AI-powered business intelligence firm AMPLYFI have conducted a report on the topic of AI and the creation of human potential in data intelligence
Political uncertainty, low productivity, a tech skills gap and slow wage growth are all factors contributing to an environment that is making it harder than ever to predict the outlying events that influence future trends.
In the age of Big Data – of mega data – it appears counterintuitive that this would be the case. With all this access to information, shouldn’t analytics be easier?
The emergence of Big Data has brought with it huge positives. We now have a better understanding of how people live, how they spend their money, their approaches to services (e.g. healthcare, transport, property, etc.), what they watch and why, the skills they possess and the skills they need to possess; strategic decisions at a business and governmental level are informed by insights that, pre-Big Data, simply weren’t available.
Big Data has also spawned a new industry in itself. The data economy – the roles and businesses created by management, understanding and development of approaches to data – is worth an estimated €75 billion (£65 billion) in the UK and supports 1.65 million jobs.
However, having access to all of this data brings unique challenges. For employers and employees, the gathering and maintenance of data can be laborious and mundane. Mining vast datasets to produce analytical insights can be draining on resources and time, and draw experts away from tasks that really add value – namely the analysis that informs strategic decisions.
Companies understand that Big Data is important. In 2017, a US study found that, for the first time, more than half of businesses professed to adopt Big Data strategies. Remarkably, this was up from 17% just two years earlier. Now, we are at the stage where the majority of organisations have not only taken moves to be part of the Big Data revolution, they are reaching a more sophisticated understanding of what Big Data can offer, and how greater analytical power will unlock new opportunities and protect against potential threats to business. Traditionally, this high level of analysis and management has been costly, with the means to do so controlled by either huge in-house teams or by expensive external agencies.
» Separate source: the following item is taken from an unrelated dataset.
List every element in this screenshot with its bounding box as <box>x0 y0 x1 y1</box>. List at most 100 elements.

Enter artificial intelligence. Interest in the possibilities that this technology can enable has never been higher. Research completed by AMPLYFI confirmed that AI data collection and analysis will be one of the key trends of 2019, but what does this mean in practice for economists, businesses and government departments?
In previous years the mention of AI, machine learning or automation evoked a picture of robots taking over, leading to a diminished need for the human workforce. Today’s reality is no Philip K Dick dystopia – technology is creating jobs, spawning exciting new industries and enabling humans to do away with mundane tasks, so that they can focus on more complex activities that require delicacy, interaction and the application of human judgement.
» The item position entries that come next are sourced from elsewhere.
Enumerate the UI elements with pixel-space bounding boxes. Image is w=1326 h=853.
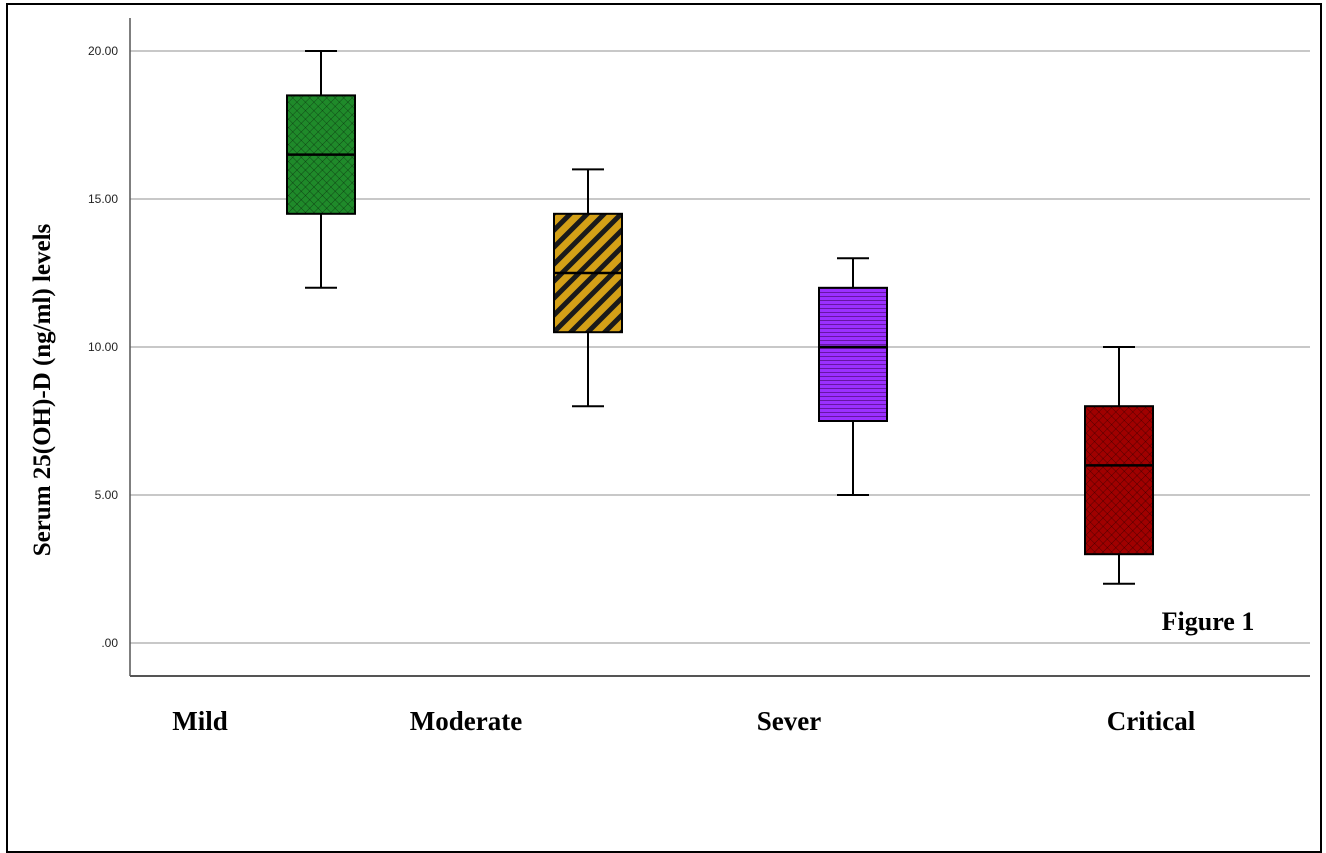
axes	[129, 18, 1310, 677]
iqr-box	[818, 286, 888, 422]
y-tick-label: 20.00	[88, 44, 118, 58]
box-sever	[818, 257, 888, 496]
box-moderate	[553, 168, 623, 408]
category-labels: Mild Moderate Sever Critical	[172, 706, 1195, 736]
category-label-sever: Sever	[757, 706, 821, 736]
y-tick-label: .00	[101, 636, 118, 650]
category-label-critical: Critical	[1107, 706, 1196, 736]
y-tick-label: 10.00	[88, 340, 118, 354]
y-tick-label: 15.00	[88, 192, 118, 206]
figure-annotation: Figure 1	[1162, 607, 1255, 636]
y-axis-label: Serum 25(OH)-D (ng/ml) levels	[29, 223, 56, 556]
iqr-box	[1084, 405, 1154, 556]
box-plot-chart: .00 5.00 10.00 15.00 20.00 Mild Moderate Sever…	[29, 18, 1310, 736]
category-label-moderate: Moderate	[410, 706, 522, 736]
y-tick-label: 5.00	[95, 488, 119, 502]
category-label-mild: Mild	[172, 706, 228, 736]
boxes	[286, 50, 1154, 585]
y-tick-labels: .00 5.00 10.00 15.00 20.00	[88, 44, 118, 650]
box-mild	[286, 50, 356, 289]
box-critical	[1084, 346, 1154, 585]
In analytics, this application of technology is transformative. Companies are waking up to the potential benefits of insights that can be generated from applying advanced analytical techniques, such as AI and machine learning, to the vast quantum of open source data that is becoming increasingly accessible to those with the right tools.
The advantages are numerous. First, AI has the ability to analyse datasets immeasurably larger than those within the capability of a human data worker. Where humans may interrogate hundreds or thousands of items of data, a machine can do the same to hundreds of thousands or millions of items.
Second, this analysis comes with accuracy and speed unachievable under human power. Where large teams of expensive analysts might take weeks to complete a task, leaving natural human inaccuracies along the way, the machine will take hours or days and be devoid of errors.
Third, and incredibly important for data analysis, a machine can learn and identify trends without bias. Even the best-intentioned human experts will approach a dataset with biases based on their own experiences and knowledge. A machine holds none of this bias and will learn without any previous understanding of a subject or dataset. This provides huge potential for AI-driven analysis to uncover trends and insights that a human would either discount or not even consider. For businesses looking to gain an edge on their competitors, this can be critical.
Fourth, and most significant of all, is what this means for the human. With a machine doing the predominantly menial and often lengthy task of breaking down datasets into trends and insights, humans can spend their time developing the recommendations that will come from their own data analysis. The application of AI here is not a replacement for human ability, but rather an augmentation of the work they’re already doing. Rather than reducing the need for analysts, AI capability will open up a whole new realm of analytics.
Analytical platforms will also open up the world of data analytics to new audiences; non-subject matter experts will be able to interrogate areas that previously would have been restricted to experts in their field. This, crucially, allows outside thought to challenge received wisdom in any area of business and government thinking. In this way, could AI help us bring a new view of how we organise the NHS, or what investment in skills our schools should be leading with?~
We are at a crossroads on the application of AI. As public perception to its presence becomes ever more positive, we will see it used with more sophistication across all industries, and in every corner of the globe. The beauty of its capability within data analytics is that AI-driven business intelligence is sector agnostic – the machine will learn any subject in any realm of expertise. The potential benefits from AI are huge, and it is exciting to see that organisations of all sizes are now sitting up to take notice.